Merci Pascal mon frère d’esprit qui a su faire évoluer le mien, dont la richesse de tes connaissances m’a aussi permis de mieux m’imprégner de ce voyage. Merci Ahmet mon frère kurde qui a veillé sur nous. A travers toi, j’ai appris que nous ne sommes pas seuls à nous battre pour la justice et la reconnaissance. Les gens comme toi qui ont compris notre douleur nous apportent un certain soulagement laissant ainsi plus de place pour notre quête.
Merci à la vie. »
Avant que ne s’achèvent ces chroniques quotidiennes, j’aimerais à présent remercier toutes celles et ceux qui m’ont apporté leur soutien sous quelque forme que ce fut.
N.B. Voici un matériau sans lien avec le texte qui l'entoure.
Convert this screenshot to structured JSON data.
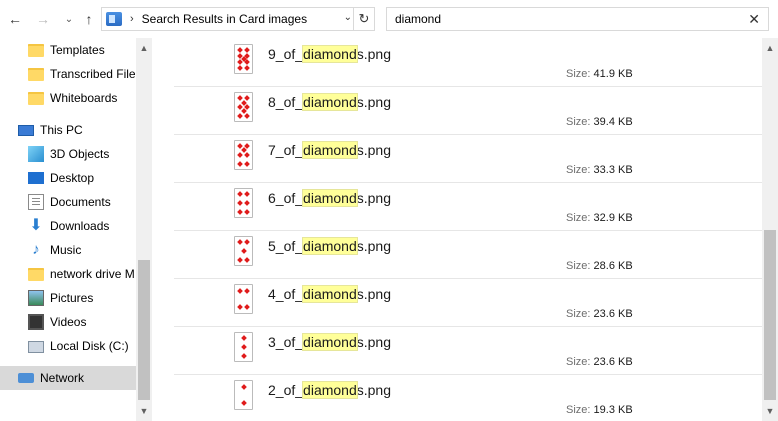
{
  "toolbar": {
    "back_icon": "arrow-left-icon",
    "forward_icon": "arrow-right-icon",
    "recent_icon": "chevron-down-icon",
    "up_icon": "arrow-up-icon"
  },
  "address": {
    "path": "Search Results in Card images",
    "separator": "›",
    "dropdown": "⌄",
    "refresh": "↻"
  },
  "search": {
    "value": "diamond",
    "clear": "✕"
  },
  "sidebar": {
    "items": [
      {
        "label": "Templates",
        "icon": "folder-icon"
      },
      {
        "label": "Transcribed Files",
        "icon": "folder-icon"
      },
      {
        "label": "Whiteboards",
        "icon": "folder-icon"
      },
      {
        "label": "This PC",
        "icon": "computer-icon"
      },
      {
        "label": "3D Objects",
        "icon": "cube-icon"
      },
      {
        "label": "Desktop",
        "icon": "desktop-icon"
      },
      {
        "label": "Documents",
        "icon": "document-icon"
      },
      {
        "label": "Downloads",
        "icon": "download-icon"
      },
      {
        "label": "Music",
        "icon": "music-icon"
      },
      {
        "label": "network drive M",
        "icon": "folder-icon"
      },
      {
        "label": "Pictures",
        "icon": "picture-icon"
      },
      {
        "label": "Videos",
        "icon": "video-icon"
      },
      {
        "label": "Local Disk (C:)",
        "icon": "disk-icon"
      },
      {
        "label": "Network",
        "icon": "network-icon"
      }
    ],
    "selected": "Network"
  },
  "files": [
    {
      "prefix": "9_of_",
      "match": "diamond",
      "suffix": "s.png",
      "size_label": "Size:",
      "size": "41.9 KB",
      "rank": 9
    },
    {
      "prefix": "8_of_",
      "match": "diamond",
      "suffix": "s.png",
      "size_label": "Size:",
      "size": "39.4 KB",
      "rank": 8
    },
    {
      "prefix": "7_of_",
      "match": "diamond",
      "suffix": "s.png",
      "size_label": "Size:",
      "size": "33.3 KB",
      "rank": 7
    },
    {
      "prefix": "6_of_",
      "match": "diamond",
      "suffix": "s.png",
      "size_label": "Size:",
      "size": "32.9 KB",
      "rank": 6
    },
    {
      "prefix": "5_of_",
      "match": "diamond",
      "suffix": "s.png",
      "size_label": "Size:",
      "size": "28.6 KB",
      "rank": 5
    },
    {
      "prefix": "4_of_",
      "match": "diamond",
      "suffix": "s.png",
      "size_label": "Size:",
      "size": "23.6 KB",
      "rank": 4
    },
    {
      "prefix": "3_of_",
      "match": "diamond",
      "suffix": "s.png",
      "size_label": "Size:",
      "size": "23.6 KB",
      "rank": 3
    },
    {
      "prefix": "2_of_",
      "match": "diamond",
      "suffix": "s.png",
      "size_label": "Size:",
      "size": "19.3 KB",
      "rank": 2
    }
  ],
  "colors": {
    "highlight": "#ffff99",
    "suit": "#e01b1b",
    "selection": "#d9d9d9"
  }
}
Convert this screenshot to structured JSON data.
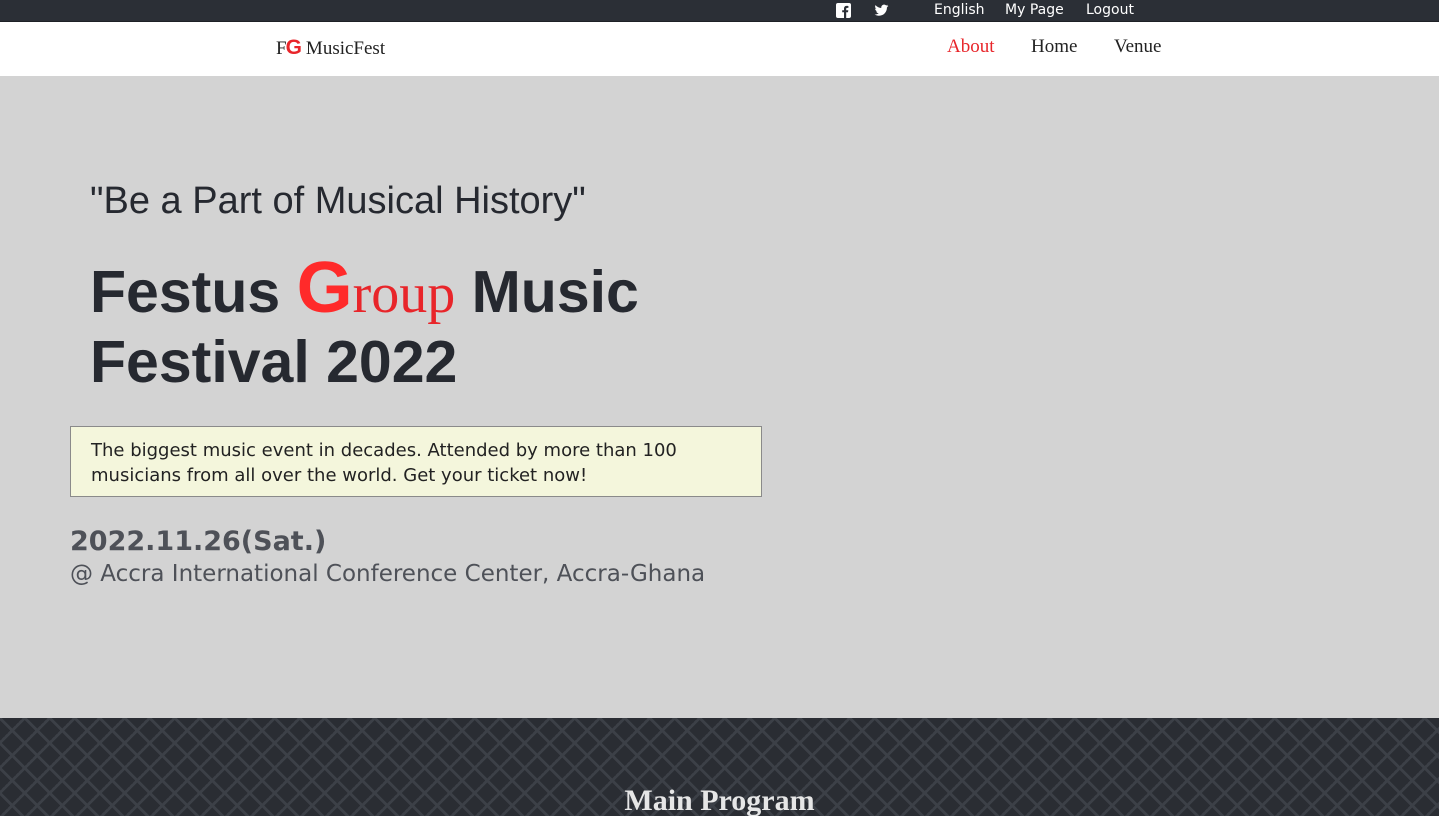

Par vos pensées, vos prières et vos contributions diverses et variées, vous m’avez porté dans cette marche pour la vie et la justice. Vous m’avez soutenu pas après pas, kilomètre après kilomètre, jour après jour. Vous m’avez également porté lorsque cette marche devint impossible à poursuivre de sorte que le marcheur immobile que j’étais devenu continua pérégriner dans le sillon de l’histoire. Grâce à ce lien précieux qui nous unit, j’ai trouvé la ressource et la joie nécessaires pour continuer à vous écrire. L’arrivée de Jacques au moment le plus décisif m’a permis de ne pas sombrer dans la rancœur de cet abandon forcé et m’a donné au contraire la force nécessaire pour poursuivre mon cheminement. Dès lors, nous vous avons porté ensemble dans notre méditation et notre recueillement. Nous avons porté vos aïeuls et vos enfants, unis dans un même temps qui relie le passé, le présent et le futur de notre humanité.
La vie est belle.
Pascal Maguesyan
Oui la vie est belle. Les cinq cent quatre vingt dix kilomètres manquant tu les as fait avec ton cœur, tu as su partager tes connaissances, tu nous as fait participer avec beaucoup d’émotion à tout ou presque ce que tu as pu vivre. Merci Pascal pour ce que tu as fait. Merci Jacques. Merci à ton guide.
Un jour “peut être” vous finirez cette marche, c’est ce que je vous souhaite avec tout mon cœur.
La Vie est belle, il faut la vivre avec l’Espoir de jours meilleurs.